Ces deux procédures avaient donné lieu à la publication de deux avis au Journal officiel de l’Union Européenne le 18 novembre 2022. La première procédure a pour but d’attribuer la construction et l’exploitation d’un parc éolien posé d’une puissance installée comprise entre 1 000 et 1 200 MW ; tandis que la deuxième porte sur la construction et l’exploitation d’un second parc éolien posé en zone « Centre Manche » (en plus du parc « Centre Manche 1 » déjà attribué en mars 2023 à l’issue de la procédure concurrentielle « AO4 ») d’une puissance installée comprise entre 1 400 et 1 600 MW.

La CRE a été saisie par le ministre chargé de l’Energie, en application de l’article R. 311-25-13 du Code de l’énergie, des projets de cahier des charges établis à l’issue des deux dialogues concurrentiels menés.
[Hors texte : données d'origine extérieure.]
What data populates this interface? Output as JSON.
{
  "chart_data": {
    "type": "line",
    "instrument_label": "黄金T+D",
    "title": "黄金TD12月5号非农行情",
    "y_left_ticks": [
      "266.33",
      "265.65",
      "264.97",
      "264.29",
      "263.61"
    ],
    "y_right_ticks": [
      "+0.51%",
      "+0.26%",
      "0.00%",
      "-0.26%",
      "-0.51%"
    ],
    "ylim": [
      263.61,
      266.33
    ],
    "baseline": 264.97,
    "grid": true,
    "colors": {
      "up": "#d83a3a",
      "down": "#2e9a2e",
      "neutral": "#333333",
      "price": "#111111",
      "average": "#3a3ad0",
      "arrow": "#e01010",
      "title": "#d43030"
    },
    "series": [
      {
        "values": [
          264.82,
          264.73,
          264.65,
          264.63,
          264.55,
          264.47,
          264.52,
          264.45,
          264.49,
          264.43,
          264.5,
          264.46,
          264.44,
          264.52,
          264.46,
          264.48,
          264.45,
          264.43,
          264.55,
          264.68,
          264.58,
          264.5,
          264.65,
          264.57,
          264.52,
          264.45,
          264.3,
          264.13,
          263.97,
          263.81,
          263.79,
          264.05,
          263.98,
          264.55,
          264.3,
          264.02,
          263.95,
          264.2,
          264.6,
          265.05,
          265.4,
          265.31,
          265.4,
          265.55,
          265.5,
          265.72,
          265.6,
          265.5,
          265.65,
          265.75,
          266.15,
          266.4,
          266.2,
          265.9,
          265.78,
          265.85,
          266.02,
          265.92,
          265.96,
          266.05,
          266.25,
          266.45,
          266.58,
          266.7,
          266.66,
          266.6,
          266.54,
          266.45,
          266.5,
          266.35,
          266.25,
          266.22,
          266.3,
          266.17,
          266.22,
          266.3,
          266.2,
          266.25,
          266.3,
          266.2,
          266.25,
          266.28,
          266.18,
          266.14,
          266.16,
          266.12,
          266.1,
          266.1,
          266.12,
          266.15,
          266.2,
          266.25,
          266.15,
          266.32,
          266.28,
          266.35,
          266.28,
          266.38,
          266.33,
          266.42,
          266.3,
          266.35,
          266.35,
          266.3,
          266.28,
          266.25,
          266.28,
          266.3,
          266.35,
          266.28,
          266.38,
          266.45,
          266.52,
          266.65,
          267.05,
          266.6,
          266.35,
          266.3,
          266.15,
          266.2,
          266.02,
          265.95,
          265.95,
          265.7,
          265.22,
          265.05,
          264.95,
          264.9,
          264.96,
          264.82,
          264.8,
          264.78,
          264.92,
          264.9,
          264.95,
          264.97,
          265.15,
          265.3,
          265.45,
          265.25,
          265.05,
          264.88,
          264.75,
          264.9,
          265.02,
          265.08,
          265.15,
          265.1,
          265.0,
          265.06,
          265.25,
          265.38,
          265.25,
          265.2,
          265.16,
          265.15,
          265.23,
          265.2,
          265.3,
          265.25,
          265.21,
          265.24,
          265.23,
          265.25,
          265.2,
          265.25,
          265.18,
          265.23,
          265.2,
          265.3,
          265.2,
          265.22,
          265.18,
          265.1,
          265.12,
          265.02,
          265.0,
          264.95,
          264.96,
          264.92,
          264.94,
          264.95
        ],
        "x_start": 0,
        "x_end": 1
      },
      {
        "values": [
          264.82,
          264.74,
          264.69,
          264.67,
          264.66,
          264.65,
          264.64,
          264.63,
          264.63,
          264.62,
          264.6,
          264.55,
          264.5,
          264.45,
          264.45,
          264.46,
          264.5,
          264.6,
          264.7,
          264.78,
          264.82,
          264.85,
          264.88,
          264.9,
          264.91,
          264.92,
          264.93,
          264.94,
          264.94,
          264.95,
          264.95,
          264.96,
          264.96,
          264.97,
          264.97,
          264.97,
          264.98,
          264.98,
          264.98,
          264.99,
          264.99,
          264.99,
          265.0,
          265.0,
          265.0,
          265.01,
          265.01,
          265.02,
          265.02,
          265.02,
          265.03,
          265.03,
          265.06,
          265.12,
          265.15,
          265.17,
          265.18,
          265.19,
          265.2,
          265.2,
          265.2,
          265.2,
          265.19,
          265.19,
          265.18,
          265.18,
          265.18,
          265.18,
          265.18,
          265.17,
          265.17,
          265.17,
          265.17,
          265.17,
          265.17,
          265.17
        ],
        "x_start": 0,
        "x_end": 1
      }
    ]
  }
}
Les cahiers des charges définitifs seront ensuite notifiés aux candidats par le ministre chargé de l’Energie. Ces derniers constitueront leurs offres et les déposeront sur la plateforme prévue à cet effet par la CRE. La CRE mènera ensuite l’instruction des offres.

Dans sa délibération du 29 août la CRE formule un certain nombre de préconisations et propositions de modifications sur des thèmes tels que les caractéristiques des installations, les modalités du complément de rémunération qui sera versé aux lauréats, les différents critères de notation prévus, les sanctions en cas de manquement au cahier des charges ou encore le montant des garanties financières.